Gespeichert bleibt dabei nicht die Adresse, sondern ein nicht rückrechenbarer Prüfwert daraus. Er reicht, um dieselbe Adresse wiederzuerkennen, und taugt nicht dazu, aus der Liste eine Adresssammlung zu machen. Rechtlich stützt sich das Behalten auf Art. 17 Abs. 3 lit. b DSGVO: Die Löschpflicht gilt nicht, soweit die Verarbeitung zur Erfüllung einer rechtlichen Verpflichtung erforderlich ist, und die Pflicht, den Widerspruch zu beachten, ist genau eine solche.
Häufige Fragen
Gilt ein Widerspruch bei mir auch für andere Büros auf der Plattform?
Nein. Jeder Arbeitsbereich führt seine eigene Liste. Ein Widerspruch gegenüber deinem Büro sagt nichts über ein anderes, und die Listen sind technisch getrennt: Derselbe Mensch erzeugt bei zwei Büros zwei verschiedene Prüfwerte.
Ich habe eine Abmeldeliste aus meinem alten System. Was mache ich damit?
Sie lässt sich als Datei einlesen. Mach das, bevor du zum ersten Mal automatisch anschreibst, nicht danach.
Jemand hat sich abgemeldet und bucht am nächsten Tag einen Termin. Bekommt er die Bestätigung?
Ja.

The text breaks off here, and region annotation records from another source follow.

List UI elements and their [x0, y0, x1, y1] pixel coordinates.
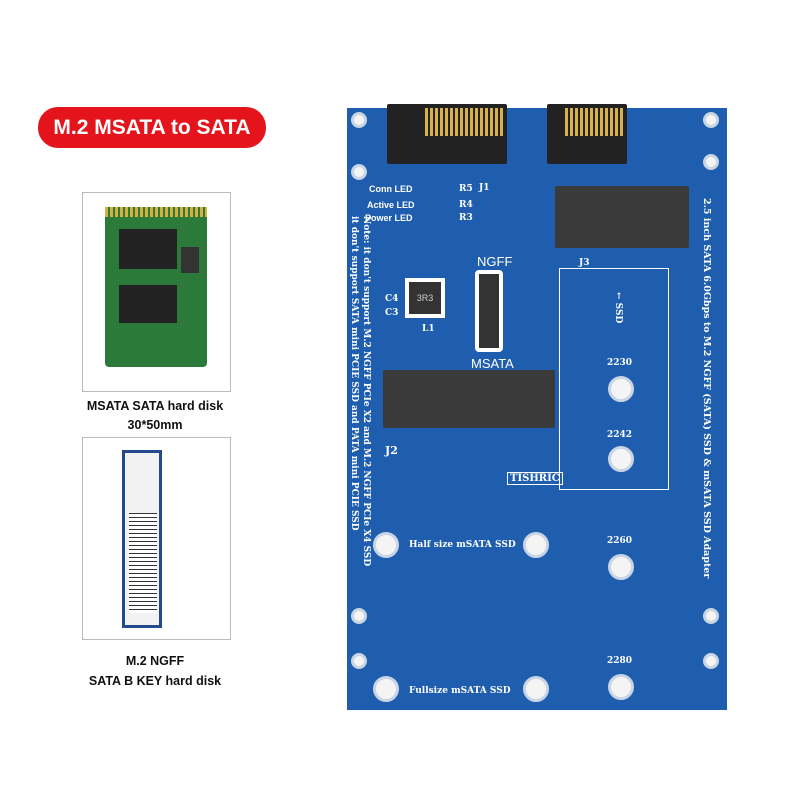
- ssd-direction: ← SSD: [613, 292, 623, 324]
- msata-caption-line1: MSATA SATA hard disk: [86, 399, 224, 413]
- size-label: 2242: [607, 430, 633, 440]
- label-l1: L1: [422, 324, 435, 334]
- ngff-caption-line2: SATA B KEY hard disk: [88, 674, 222, 688]
- m2-slot: [555, 186, 689, 248]
- msata-slot: [383, 370, 555, 428]
- inductor-label: 3R3: [409, 282, 441, 314]
- switch: [475, 270, 503, 352]
- label-c4: C4: [385, 294, 399, 304]
- resistor-label: R3: [459, 213, 473, 223]
- size-label: 2280: [607, 656, 633, 666]
- msata-label: MSATA: [471, 356, 514, 371]
- label-c3: C3: [385, 308, 399, 318]
- label-j1: J1: [479, 183, 490, 193]
- led-label: Conn LED: [369, 184, 413, 194]
- led-label: Power LED: [365, 213, 413, 223]
- size-label: 2230: [607, 358, 633, 368]
- note-text: it don't support SATA mini PCIE SSD and …: [349, 216, 359, 531]
- led-label: Active LED: [367, 200, 415, 210]
- side-text: 2.5 inch SATA 6.0Gbps to M.2 NGFF (SATA)…: [701, 198, 712, 579]
- size-label: 2260: [607, 536, 633, 546]
- note-text: Note: it don't support M.2 NGFF PCIe X2 …: [361, 216, 371, 567]
- ngff-label: NGFF: [477, 254, 513, 269]
- ngff-caption-line1: M.2 NGFF: [125, 654, 185, 668]
- resistor-label: R4: [459, 200, 473, 210]
- title-badge: M.2 MSATA to SATA: [38, 107, 266, 148]
- ssd-outline: [559, 268, 669, 490]
- label-j3: J3: [579, 258, 590, 268]
- msata-ssd-image: [105, 207, 207, 367]
- half-size-label: Half size mSATA SSD: [409, 540, 516, 550]
- brand-label: TISHRIC: [507, 472, 563, 485]
- resistor-label: R5: [459, 184, 473, 194]
- ngff-ssd-image: [122, 450, 162, 628]
- msata-caption-line2: 30*50mm: [127, 418, 183, 432]
- adapter-board-image: J1 Conn LED Active LED Power LED R5 R4 R…: [347, 104, 727, 710]
- label-j2: J2: [385, 444, 398, 457]
- full-size-label: Fullsize mSATA SSD: [409, 686, 511, 696]
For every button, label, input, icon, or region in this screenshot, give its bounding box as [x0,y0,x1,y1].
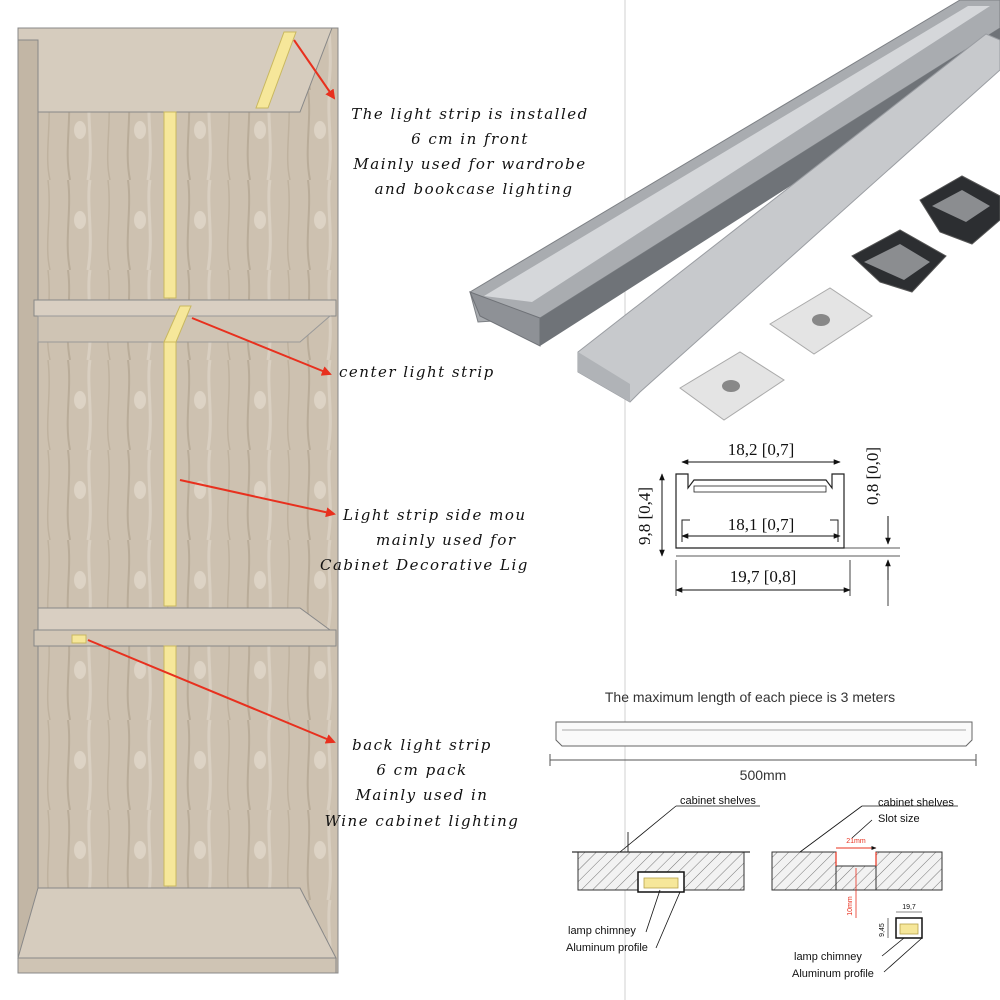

Sie ist keine Werbung, sondern die Abwicklung eines Termins, den er selbst gebucht hat.
Kann ich sehen, wer widersprochen hat?
Ja, am jeweiligen Kontakt, je Kanal, mit Zeitpunkt und Herkunft. Eine Liste zum Herunterladen gibt es ebenfalls, mit dem Zustand je Kanal.
Warum steht der Abmeldelink auf meiner Domain und nicht auf eurer?
Weil die Mail in deinem Namen hinausging. Eine fremde Domain in dem Moment, in dem sich jemand abmeldet, sieht nach Betrugsversuch aus, und zwar genau dann, wenn die Person ohnehin misstrauisch ist.
Was passiert, wenn ich meinen Namen oder meine Domain ändere?
Alte Abmeldelinks funktionieren weiter und leiten auf deine heutige Adresse um. Ein Abmeldelink steht jahrelang in einem Postfach, und einer, der ins Leere läuft, wäre rechtlich ein fehlender Abmeldeweg.